Aggregate transcript spots from file — aggregateTx • SpatialFeatureExperiment

This function reads the transcript spot file from the standard output of the commercial technologies (not GeoParquet) for spatial aggregation where the spots are assigned to polygons such as cells or spatial bins. Presets for Xenium, MERFISH, and CosMX are available. For Vizgen and Xenium, the images can be added when add_images = TRUE.

Usage

aggregateTx(
  file,
  df = NULL,
  by = NULL,
  sample_id = "sample01",
  spatialCoordsNames = c("X", "Y", "Z"),
  gene_col = "gene",
  phred_col = "qv",
  min_phred = 20,
  flip_geometry = FALSE,
  cellsize = NULL,
  square = TRUE,
  flat_topped = FALSE,
  new_geometry_name = "bins",
  unit = "micron"
)

aggregateTxTech(
  data_dir,
  df = NULL,
  by = NULL,
  tech = c("Vizgen", "Xenium", "CosMX"),
  sample_id = "sample01",
  image = NULL,
  min_phred = 20,
  flip = c("geometry", "image", "none"),
  max_flip = "50 MB",
  cellsize = NULL,
  square = TRUE,
  flat_topped = FALSE,
  new_geometry_name = "bins"
)

Arguments

file: File with the transcript spot coordinates. Should be one row per spot when read into R and should have columns for coordinates on each axis, gene the transcript is assigned to, and optionally cell the transcript is assigned to. Must be csv, tsv, or parquet.
df: If the file is already loaded into memory, a data frame (sf) with columns for the x, y, and optionally z coordinates and gene assignment of each transcript spot.
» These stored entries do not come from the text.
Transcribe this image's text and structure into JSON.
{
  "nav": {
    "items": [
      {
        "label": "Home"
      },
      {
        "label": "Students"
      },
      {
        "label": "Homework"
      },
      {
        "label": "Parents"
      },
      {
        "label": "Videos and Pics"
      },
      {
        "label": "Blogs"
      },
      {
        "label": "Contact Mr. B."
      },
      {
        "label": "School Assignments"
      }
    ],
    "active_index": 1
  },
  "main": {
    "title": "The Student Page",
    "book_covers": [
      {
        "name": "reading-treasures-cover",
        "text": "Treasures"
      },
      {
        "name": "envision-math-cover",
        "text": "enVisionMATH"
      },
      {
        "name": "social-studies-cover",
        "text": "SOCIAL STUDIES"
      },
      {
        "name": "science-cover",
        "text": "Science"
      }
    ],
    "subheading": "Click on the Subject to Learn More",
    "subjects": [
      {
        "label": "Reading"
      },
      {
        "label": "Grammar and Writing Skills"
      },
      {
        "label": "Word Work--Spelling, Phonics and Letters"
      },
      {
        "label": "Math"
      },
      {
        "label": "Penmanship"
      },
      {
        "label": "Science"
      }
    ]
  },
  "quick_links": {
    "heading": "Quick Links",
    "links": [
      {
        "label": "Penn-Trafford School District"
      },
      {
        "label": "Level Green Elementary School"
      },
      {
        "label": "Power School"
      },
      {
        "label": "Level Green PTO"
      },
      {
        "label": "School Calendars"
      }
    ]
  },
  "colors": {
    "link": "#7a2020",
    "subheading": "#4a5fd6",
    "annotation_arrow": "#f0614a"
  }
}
If specified, then argument file will be ignored.
by: A sfc or sf object for spatial aggregation.
sample_id: Which sample in the SFE object the transcript spots should be added to.
spatialCoordsNames: Column names for the x, y, and optionally z coordinates of the spots. The defaults are for Vizgen.
gene_col: Column name for genes.
phred_col: Column name for Phred scores of the spots.
min_phred: Minimum Phred score to keep spot. By default 20, the conventional threshold indicating "acceptable", meaning that there's 1 chance that the spot was decoded in error.
flip_geometry: Logical, whether to flip the transcript spot geometries to match the images if added later.
cellsize: numeric of length 1 or 2 with target cellsize: for square or rectangular cells the width and height, for hexagonal cells the distance between opposite edges (edge length is cellsize/sqrt(3)). A length units object can be passed, or an area unit object with area size of the square or hexagonal cell.
square: logical; if FALSE, create hexagonal grid
flat_topped: logical; if TRUE generate flat topped hexagons, else generate pointy topped
new_geometry_name: Name to give to the new colGeometry in the output. Defaults to "bins".
unit: Unit the coordinates are in, either microns or pixels in full resolution image.
data_dir: Top level output directory.
tech: Which technology whose output to read, must be one of "Vizgen", "Xenium", or "CosMX" though more technologies may be added later.
image: String, which image(s) to add to the output SFE object. Not applicable to CosMX. See readVizgen and readXenium for options and multiple images can be specified. If NULL, then the default from the read function for the technology will be used.
flip: Logical, whether to flip the geometry to match image. Here the y coordinates are simply set to -y, so the original bounding box is not preserved. This is consistent with readVizgen and readXenium.
max_flip: Maximum size of the image allowed to flip the image. Because the image will be loaded into memory to be flipped. If the image is larger than this size then the coordinates will be flipped instead.

Value

A SFE object with count matrix for number of spots of each gene in each geometry. Geometries with no spot are removed.

Note

The resulting SFE object often includes geometries (e.g. grid cells) outside tissue, because there can be transcript spots detected outside the tissue. Also, bins at the edge of the tissue that don't fully overlap with the tissue will have lower transcript counts; this may have implications to downstream spatial analyses.